No último sábado, os londrinos reagiram com protestos expressivos à saída do Reino Unido da UE, mostrando que ali a ideia de uma Londres cosmopolita, vitrine da parte mais invejável da Europa, deve permanecer. Nada menos do que 60% da população da capital disseram não ao Brexit (expressão para designar a saída), com destaque para a grande participação de estrangeiros residentes, todos interpretando o resultado da consulta como um aviso de que as coisas para eles podem piorar enormemente, num futuro muito próximo. Se predomina a falta de respostas claras sobre se a medida fará bem à saúde financeira do Reino Unido (o Tesouro britânico acredita que os prejuízos seriam “permanentes” e redundariam em queda de 6% do PIB até 2030), mais ainda quanto ao que espera todos aqueles com raízes há muito fincadas por lá.
Medo justificado, ao menos por dois aspectos que levaram ao resultado do referendo: necessidade de reforçar a soberania nacional e o orgulho da identidade britânica. Num plano mais abrangente, o controle de fronteiras, a segurança interna e a defesa do território em si, além, é claro, das “barbas de molho” com a burocracia de Bruxelas (Bélgica). A propósito, separatistas mais exaltados procuram dar musculatura a argumentos que apontam para um Reino Unido, hoje, com economia muito mais ousada, criativa e dinâmica em relação àquela da década de 1970, quando passou a integrar o bloco, características que estariam sendo tolhidas pela tal burocracia imputada ao local onde pulsa o coração da UE.

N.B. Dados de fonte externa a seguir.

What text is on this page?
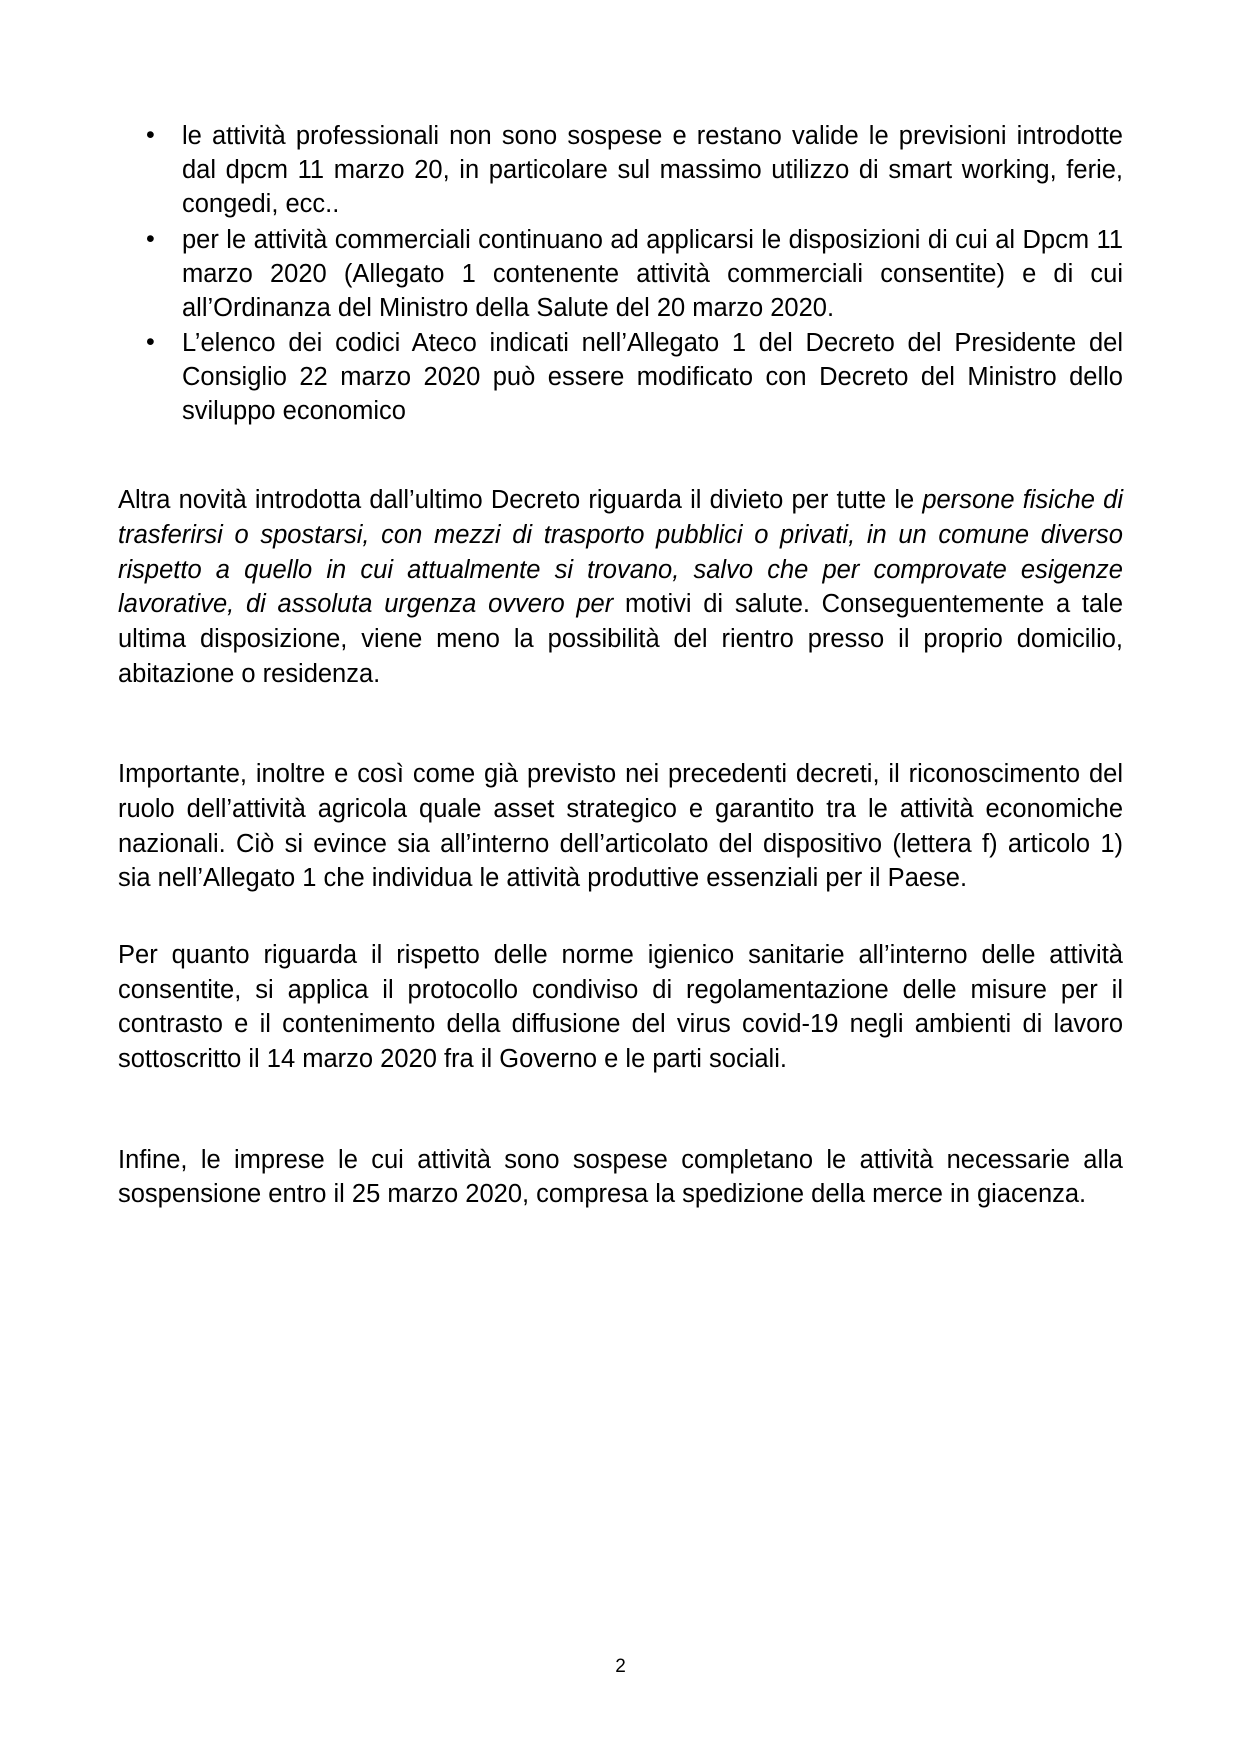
• le attività professionali non sono sospese e restano valide le previsioni introdotte dal dpcm 11 marzo 20, in particolare sul massimo utilizzo di smart working, ferie, congedi, ecc..
• per le attività commerciali continuano ad applicarsi le disposizioni di cui al Dpcm 11 marzo 2020 (Allegato 1 contenente attività commerciali consentite) e di cui all’Ordinanza del Ministro della Salute del 20 marzo 2020.
• L’elenco dei codici Ateco indicati nell’Allegato 1 del Decreto del Presidente del Consiglio 22 marzo 2020 può essere modificato con Decreto del Ministro dello sviluppo economico

Altra novità introdotta dall’ultimo Decreto riguarda il divieto per tutte le persone fisiche di trasferirsi o spostarsi, con mezzi di trasporto pubblici o privati, in un comune diverso rispetto a quello in cui attualmente si trovano, salvo che per comprovate esigenze lavorative, di assoluta urgenza ovvero per motivi di salute. Conseguentemente a tale ultima disposizione, viene meno la possibilità del rientro presso il proprio domicilio, abitazione o residenza.

Importante, inoltre e così come già previsto nei precedenti decreti, il riconoscimento del ruolo dell’attività agricola quale asset strategico e garantito tra le attività economiche nazionali. Ciò si evince sia all’interno dell’articolato del dispositivo (lettera f) articolo 1) sia nell’Allegato 1 che individua le attività produttive essenziali per il Paese.

Per quanto riguarda il rispetto delle norme igienico sanitarie all’interno delle attività consentite, si applica il protocollo condiviso di regolamentazione delle misure per il contrasto e il contenimento della diffusione del virus covid-19 negli ambienti di lavoro sottoscritto il 14 marzo 2020 fra il Governo e le parti sociali.

Infine, le imprese le cui attività sono sospese completano le attività necessarie alla sospensione entro il 25 marzo 2020, compresa la spedizione della merce in giacenza.

2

Enquanto uma bola de cristal seria mais do que bem-vinda para dar pistas aos segmentos financeiro e político sobre o futuro da economia britânica, os estrangeiros residentes, que assistem à onda de imigração varrer a Europa, também não fecham os olhos ao crescimento da xenofobia no continente. Eles sabem que o conservadorismo anda a passos largos e que isto significa a substituição de um olhar destinado a ver o mundo por um olhar em relação ao próprio umbigo. As desconfianças neste sentido cresceram ainda mais quando o republicano Donald Trump – que quer ser a pedra no caminho de Hillary Clinton à Casa Branca – fez coro ao maior desejo do partido nacionalista Ukip e, depois de  lamentar os efeitos da imigração no continente europeu, opinou favoravelmente à saída do Reino Unido da UE – contrariando, é claro, posição do presidente Barack Obama. Com a extrema-direita em alta, eles não têm ilusões: o caminho de volta para casa nunca pareceu tão perto – e tão indesejado.